-------------------------
Via Workers World News Service
Reprinted from the Feb. 14, 2002
issue of Workers World newspaper
-------------------------

AT FUNERAL FOR LOUISGENE: 
HAITIANS DENOUNCE NYPD TERROR

By G. Dunkel
Brooklyn, N.Y.

The drums came early. All through the funeral mass, as they 
have done so often in the history of Haiti, they called for 
resistance, solidarity and unity. This time it was because 
of another police killing of a young Haitian man.

St. Jerome's Catholic Church was filled with over 800 
mourners and the sound of the drums. Georgy Louisgene's 
family had asked for them and for the political organizing 
around his death. His sister Abelard Louisgene said, "The 
whole community must face this terror. Georgy will not have 
died in vain if we can end this reality and preserve our 
community."

Louisgene was gunned down Jan. 16 by two officers from 
Brooklyn's 67th Precinct, Sgt. James Muirhead and Officer 
Joe Thompson. He had been badly beaten by a gang of men and 
was asking the police to arrest them.

Ray Laforest, a Haitian trade unionist and activist, who co-
chaired the rally outside the church, told Workers World: 
"Attending this funeral made me feel the traditions of 
Haitian resistance, stretching back to Africa, which is now 
fighting a monster destroying peoples' lives."

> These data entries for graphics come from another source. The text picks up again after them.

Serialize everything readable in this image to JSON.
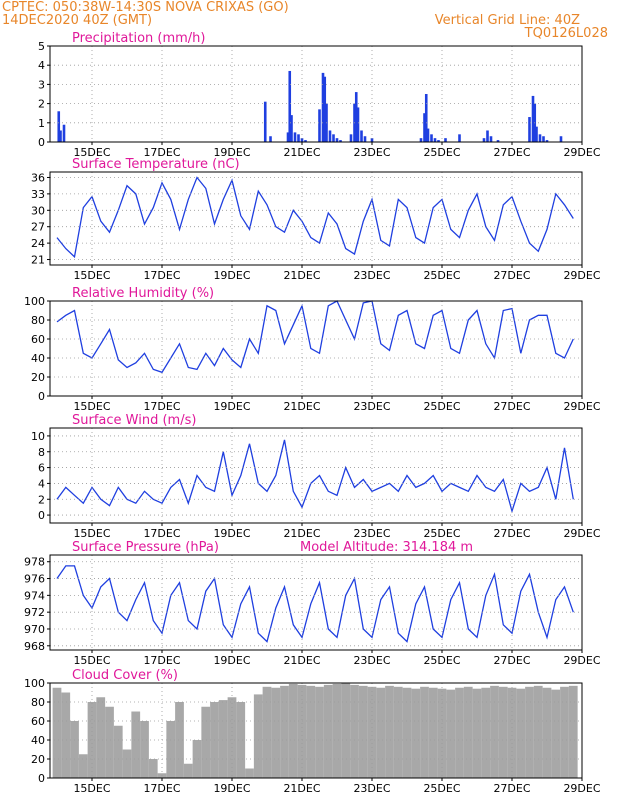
{
  "header": {
    "line1_left": "CPTEC:  050:38W-14:30S   NOVA CRIXAS (GO)",
    "line2_left": "14DEC2020 40Z (GMT)",
    "line1_right": "Vertical Grid Line: 40Z",
    "line2_right": "TQ0126L028"
  },
  "colors": {
    "header": "#e8862a",
    "titles": "#e0189a",
    "series": "#1f3fe0",
    "cloud": "#a8a8a8",
    "grid": "#9a9a9a"
  },
  "chart_data": [
    {
      "type": "bar",
      "title": "Precipitation (mm/h)",
      "ylim": [
        0,
        5
      ],
      "yticks": [
        "0",
        "1",
        "2",
        "3",
        "4",
        "5"
      ],
      "xticks": [
        "15DEC",
        "17DEC",
        "19DEC",
        "21DEC",
        "23DEC",
        "25DEC",
        "27DEC",
        "29DEC"
      ],
      "grid": true,
      "x": [
        0.05,
        0.1,
        0.2,
        5.95,
        6.1,
        6.6,
        6.65,
        6.7,
        6.8,
        6.9,
        7.0,
        7.1,
        7.5,
        7.6,
        7.65,
        7.7,
        7.8,
        7.9,
        8.0,
        8.1,
        8.4,
        8.5,
        8.55,
        8.6,
        8.7,
        8.8,
        9.0,
        10.4,
        10.5,
        10.55,
        10.6,
        10.7,
        10.8,
        10.9,
        11.1,
        11.5,
        12.2,
        12.3,
        12.4,
        12.6,
        13.5,
        13.6,
        13.65,
        13.7,
        13.8,
        13.9,
        14.0,
        14.4
      ],
      "values": [
        1.6,
        0.6,
        0.9,
        2.1,
        0.3,
        0.5,
        3.7,
        1.4,
        0.5,
        0.4,
        0.2,
        0.1,
        1.7,
        3.6,
        3.4,
        2.0,
        0.6,
        0.4,
        0.2,
        0.1,
        0.4,
        2.0,
        2.6,
        1.8,
        0.6,
        0.3,
        0.2,
        0.2,
        1.5,
        2.5,
        0.7,
        0.4,
        0.2,
        0.1,
        0.2,
        0.4,
        0.2,
        0.6,
        0.3,
        0.1,
        1.3,
        2.4,
        2.0,
        0.8,
        0.4,
        0.3,
        0.1,
        0.3
      ]
    },
    {
      "type": "line",
      "title": "Surface Temperature (nC)",
      "ylim": [
        20,
        37
      ],
      "yticks": [
        "21",
        "24",
        "27",
        "30",
        "33",
        "36"
      ],
      "xticks": [
        "15DEC",
        "17DEC",
        "19DEC",
        "21DEC",
        "23DEC",
        "25DEC",
        "27DEC",
        "29DEC"
      ],
      "grid": true,
      "x": [
        0,
        0.25,
        0.5,
        0.75,
        1,
        1.25,
        1.5,
        1.75,
        2,
        2.25,
        2.5,
        2.75,
        3,
        3.25,
        3.5,
        3.75,
        4,
        4.25,
        4.5,
        4.75,
        5,
        5.25,
        5.5,
        5.75,
        6,
        6.25,
        6.5,
        6.75,
        7,
        7.25,
        7.5,
        7.75,
        8,
        8.25,
        8.5,
        8.75,
        9,
        9.25,
        9.5,
        9.75,
        10,
        10.25,
        10.5,
        10.75,
        11,
        11.25,
        11.5,
        11.75,
        12,
        12.25,
        12.5,
        12.75,
        13,
        13.25,
        13.5,
        13.75,
        14,
        14.25,
        14.5,
        14.75
      ],
      "values": [
        25,
        23,
        21.5,
        30.5,
        32.5,
        28,
        26,
        30,
        34.5,
        33,
        27.5,
        30.5,
        35,
        32,
        26.5,
        32,
        36,
        34,
        27.5,
        32,
        35.5,
        29,
        26.5,
        33.5,
        31,
        27,
        26,
        30,
        28,
        25,
        24,
        29.5,
        27.5,
        23,
        22,
        28,
        32,
        24.5,
        23.5,
        32,
        30.5,
        25,
        24,
        30.5,
        32,
        26.5,
        25,
        30,
        33,
        27,
        24.5,
        31,
        32.5,
        28,
        24,
        22.5,
        26.5,
        33,
        31,
        28.5
      ]
    },
    {
      "type": "line",
      "title": "Relative Humidity (%)",
      "ylim": [
        0,
        100
      ],
      "yticks": [
        "0",
        "20",
        "40",
        "60",
        "80",
        "100"
      ],
      "xticks": [
        "15DEC",
        "17DEC",
        "19DEC",
        "21DEC",
        "23DEC",
        "25DEC",
        "27DEC",
        "29DEC"
      ],
      "grid": true,
      "x": [
        0,
        0.25,
        0.5,
        0.75,
        1,
        1.25,
        1.5,
        1.75,
        2,
        2.25,
        2.5,
        2.75,
        3,
        3.25,
        3.5,
        3.75,
        4,
        4.25,
        4.5,
        4.75,
        5,
        5.25,
        5.5,
        5.75,
        6,
        6.25,
        6.5,
        6.75,
        7,
        7.25,
        7.5,
        7.75,
        8,
        8.25,
        8.5,
        8.75,
        9,
        9.25,
        9.5,
        9.75,
        10,
        10.25,
        10.5,
        10.75,
        11,
        11.25,
        11.5,
        11.75,
        12,
        12.25,
        12.5,
        12.75,
        13,
        13.25,
        13.5,
        13.75,
        14,
        14.25,
        14.5,
        14.75
      ],
      "values": [
        78,
        85,
        90,
        45,
        40,
        55,
        70,
        38,
        30,
        35,
        45,
        28,
        25,
        40,
        55,
        30,
        28,
        45,
        32,
        50,
        38,
        30,
        60,
        45,
        95,
        90,
        55,
        75,
        95,
        50,
        45,
        95,
        100,
        80,
        60,
        98,
        100,
        55,
        48,
        85,
        90,
        55,
        50,
        85,
        90,
        50,
        45,
        80,
        90,
        55,
        40,
        90,
        92,
        45,
        80,
        85,
        85,
        45,
        40,
        60
      ]
    },
    {
      "type": "line",
      "title": "Surface Wind (m/s)",
      "ylim": [
        -1,
        11
      ],
      "yticks": [
        "0",
        "2",
        "4",
        "6",
        "8",
        "10"
      ],
      "xticks": [
        "15DEC",
        "17DEC",
        "19DEC",
        "21DEC",
        "23DEC",
        "25DEC",
        "27DEC",
        "29DEC"
      ],
      "grid": true,
      "x": [
        0,
        0.25,
        0.5,
        0.75,
        1,
        1.25,
        1.5,
        1.75,
        2,
        2.25,
        2.5,
        2.75,
        3,
        3.25,
        3.5,
        3.75,
        4,
        4.25,
        4.5,
        4.75,
        5,
        5.25,
        5.5,
        5.75,
        6,
        6.25,
        6.5,
        6.75,
        7,
        7.25,
        7.5,
        7.75,
        8,
        8.25,
        8.5,
        8.75,
        9,
        9.25,
        9.5,
        9.75,
        10,
        10.25,
        10.5,
        10.75,
        11,
        11.25,
        11.5,
        11.75,
        12,
        12.25,
        12.5,
        12.75,
        13,
        13.25,
        13.5,
        13.75,
        14,
        14.25,
        14.5,
        14.75
      ],
      "values": [
        2,
        3.5,
        2.5,
        1.5,
        3.5,
        2,
        1.2,
        3.5,
        2,
        1.5,
        3,
        2,
        1.5,
        3.5,
        4.5,
        1.5,
        5,
        3.5,
        3,
        8,
        2.5,
        5,
        9,
        4,
        3,
        5,
        9.5,
        3,
        1,
        4,
        5,
        3,
        2.5,
        6,
        3.5,
        4.5,
        3,
        3.5,
        4,
        3,
        5,
        3.5,
        4,
        5,
        3,
        4,
        3.5,
        3,
        5,
        3.5,
        3,
        4.5,
        0.5,
        4,
        3,
        3.5,
        6,
        2,
        8.5,
        2
      ]
    },
    {
      "type": "line",
      "title": "Surface Pressure (hPa)",
      "subtitle": "Model Altitude: 314.184 m",
      "ylim": [
        967.5,
        978.8
      ],
      "yticks": [
        "968",
        "970",
        "972",
        "974",
        "976",
        "978"
      ],
      "xticks": [
        "15DEC",
        "17DEC",
        "19DEC",
        "21DEC",
        "23DEC",
        "25DEC",
        "27DEC",
        "29DEC"
      ],
      "grid": true,
      "x": [
        0,
        0.25,
        0.5,
        0.75,
        1,
        1.25,
        1.5,
        1.75,
        2,
        2.25,
        2.5,
        2.75,
        3,
        3.25,
        3.5,
        3.75,
        4,
        4.25,
        4.5,
        4.75,
        5,
        5.25,
        5.5,
        5.75,
        6,
        6.25,
        6.5,
        6.75,
        7,
        7.25,
        7.5,
        7.75,
        8,
        8.25,
        8.5,
        8.75,
        9,
        9.25,
        9.5,
        9.75,
        10,
        10.25,
        10.5,
        10.75,
        11,
        11.25,
        11.5,
        11.75,
        12,
        12.25,
        12.5,
        12.75,
        13,
        13.25,
        13.5,
        13.75,
        14,
        14.25,
        14.5,
        14.75
      ],
      "values": [
        976,
        977.5,
        977.5,
        974,
        972.5,
        975,
        976,
        972,
        971,
        973.5,
        975.5,
        971,
        969.5,
        974,
        975.5,
        971,
        970,
        974.5,
        976,
        970.5,
        969,
        973,
        975,
        969.5,
        968.5,
        972.5,
        975,
        970.5,
        969,
        973,
        975.5,
        970,
        969,
        974,
        976,
        970,
        969,
        973.5,
        975,
        969.5,
        968.5,
        973,
        975,
        970,
        969,
        973.5,
        975.5,
        970,
        969,
        974,
        976.5,
        970.5,
        969.5,
        974.5,
        976.5,
        972,
        969,
        973.5,
        975,
        972
      ]
    },
    {
      "type": "area",
      "title": "Cloud Cover (%)",
      "ylim": [
        0,
        100
      ],
      "yticks": [
        "0",
        "20",
        "40",
        "60",
        "80",
        "100"
      ],
      "xticks": [
        "15DEC",
        "17DEC",
        "19DEC",
        "21DEC",
        "23DEC",
        "25DEC",
        "27DEC",
        "29DEC"
      ],
      "grid": true,
      "x": [
        0,
        0.25,
        0.5,
        0.75,
        1,
        1.25,
        1.5,
        1.75,
        2,
        2.25,
        2.5,
        2.75,
        3,
        3.25,
        3.5,
        3.75,
        4,
        4.25,
        4.5,
        4.75,
        5,
        5.25,
        5.5,
        5.75,
        6,
        6.25,
        6.5,
        6.75,
        7,
        7.25,
        7.5,
        7.75,
        8,
        8.25,
        8.5,
        8.75,
        9,
        9.25,
        9.5,
        9.75,
        10,
        10.25,
        10.5,
        10.75,
        11,
        11.25,
        11.5,
        11.75,
        12,
        12.25,
        12.5,
        12.75,
        13,
        13.25,
        13.5,
        13.75,
        14,
        14.25,
        14.5,
        14.75
      ],
      "values": [
        95,
        90,
        60,
        25,
        80,
        85,
        75,
        55,
        30,
        70,
        60,
        20,
        5,
        60,
        80,
        15,
        40,
        75,
        80,
        82,
        85,
        80,
        10,
        88,
        96,
        95,
        97,
        99,
        98,
        97,
        96,
        98,
        99,
        100,
        98,
        97,
        96,
        95,
        97,
        96,
        95,
        94,
        96,
        95,
        94,
        93,
        95,
        96,
        94,
        95,
        97,
        96,
        95,
        94,
        96,
        97,
        95,
        93,
        96,
        97
      ]
    }
  ]
}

At the end of the mass, after the casket had been placed in 
the hearse and people going to the cemetery had got in their 
cars, others walked with the drums to the Foster housing 
project where Georgy had been killed. Members of the 
community joined the march.

After the candles and incense had been lit, people chanted, 
"Stop police brutality!" "New York City police are racist!" 
"The NYPD is a terrorist organization!" Young Haitian women 
were particularly active in telling the police to their 
faces what they were.

Johnnie Stevens, a People's Video Network coordinator and 
member of ANSWER, said, "This was obviously a terror killing 
by an experienced and well-trained sergeant. Bloomberg's 
police commissioner, Ray Kelly, was head of the 
International Police Monitors in 1994 that trained the 
Tonton Macoutes and the ex-army officers for the Haitian 
National Police. He appears to have brought their spirit 
back to inspire the police force in New York."